Hopefully, it will continue to be refined and increasingly accurate.
The authors do end with this cautionary summary...
“As with any new technology, breed inference is an exciting opportunity that introduces some unresolved challenges.
Many dog owners intrigued to learn more about the origins of their pet will surely appreciate having a window into which breeds contributed to the unique genetics of their mutt.
You might even earn the rights to speculate that your dogs excellent stamina at high altitude comes from her Lhasa Apso grandparent (Li et al., 2014)!
Still, we urge owners to be cautious and remember that a variety of problems can compromise the reliability of inferences,
all the while remaining optimistic that inference will improve as reference data accrue.”
My dog identifies as a cat.
Hopefully useful in a couple of cases:
if you live somewhere with BSL (Breed Specific Laws) that prohibit pit-bulls they can prove you have an American Bulldog (similar appearance, VERY different temperament. and more importantly to possibly give a clue as to if your dog might be genetically predisposed to certain conditions.
“My dog identifies as a cat.”
Don’t let the dog watch or read any more news. It’s confusing the poor thing.
Not really provable-my vet believes that the oldest breeds are healthiest-those that have not been crossbred to change their appearance, size etc-and that are not high on the popularity list-which invites over-breeding-such as what has happened to German Shepherds and other popular large breed dogs. That all produces a higher risk of health problems/defects and a shorter life for the dog. I think she is right-I prefer the larger working/guard breed dogs as companions, and I always purchase a puppy from an AKC recommended kennel-never an adult dog-so that they become part of the pack along with the cats and they are taught to recognize me as the alpha leader from day one, which greatly minimized the chance of attack and bites on family members-I haven’t owned a dog that was not on the “bad dog” list in many years-and I have never had a badly-behaved dog.
I had two German Shepherds-they died at 12 and 13 respectively and both had arthritis. Since they are longer lived, I chose a Chow Chow for my next dog-he died in his sleep at 17, having never had a serious problem-he just slowed down and stopped.
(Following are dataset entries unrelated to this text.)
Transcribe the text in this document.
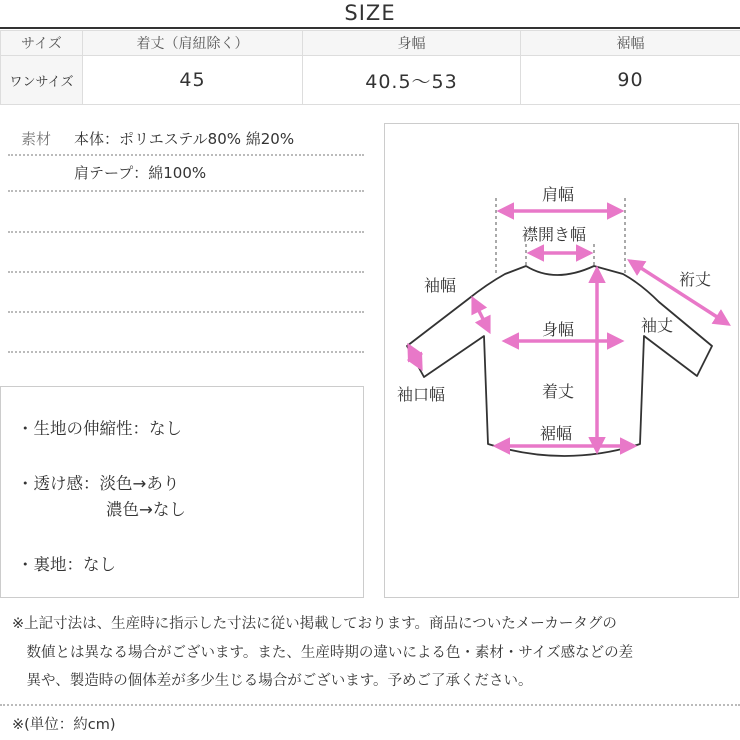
SIZE
サイズ	着丈（肩紐除く）	身幅	裾幅
ワンサイズ	45	40.5～53	90
素材 本体：ポリエステル80% 綿20%
肩テープ：綿100%
・生地の伸縮性：なし
・透け感：淡色→あり
濃色→なし
・裏地：なし
肩幅
襟開き幅
裄丈
袖幅
袖丈
身幅
袖口幅	着丈
裾幅
※上記寸法は、生産時に指示した寸法に従い掲載しております。商品についたメーカータグの
　数値とは異なる場合がございます。また、生産時期の違いによる色・素材・サイズ感などの差
　異や、製造時の個体差が多少生じる場合がございます。予めご了承ください。
※(単位：約cm)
I got my Siberian Husky from an AKC sled-and show kennel in WA, near the Canadian border-she stopped in her sleep nearly 2 years ago, having never had a problem at all-she was 4 months shy of 18. Long healthy lives for dogs that weighed 85 and 80 lbs respectively-both of those breeds are centuries old, and have not been tinkered with by breeders much-neither breed is terribly popular or in demand enough to have been overbred...
The only canine DNA projects that are worthwhile at this time are those that are being done for research. For example, theres one now for Golden Retrievers that collects the DNA of participating Goldens as puppies and then follows their health and development over their lifetimes. The idea is to identify the genetic markers asociated with diseases (e.g., cancers) and other problems.
“My dog identifies as a cat.”
Male or female?
I certainly agree with you-information like that could go a long way to prevent over breeding/breeding that reproduces life-shortening traits for the sale of perfect breed confirmation and looks. Maybe even put brakes on those AKC breeders who operate puppy mills for the petstore trade supplying the top listed breeds-those places are doggie hell...
I don’t get why knowing what breeds are in your non-purebred dog’s ancestry-and both my non-purebred shelter cats are convinced it is just going to make the dogs breed snobbish...
Some breeds have health problems because of design. The pushed in face breed who have breathing problems because they have been bred for flatter faces is one such health problem. If you breed two very flat faced breeds together the fact that it is a mixed breed will not help the problem. It is a design flaw.
A number of the toy dogs have fragile bone problems. If you breed two different toy breeds together this will not make the problem go away necessarily.
Instead of having a healthier dog a mixed breed may end up with the problems of both it's parents.
That’s odd. Two of my purebreds lived past 18 and two others lived to see 17.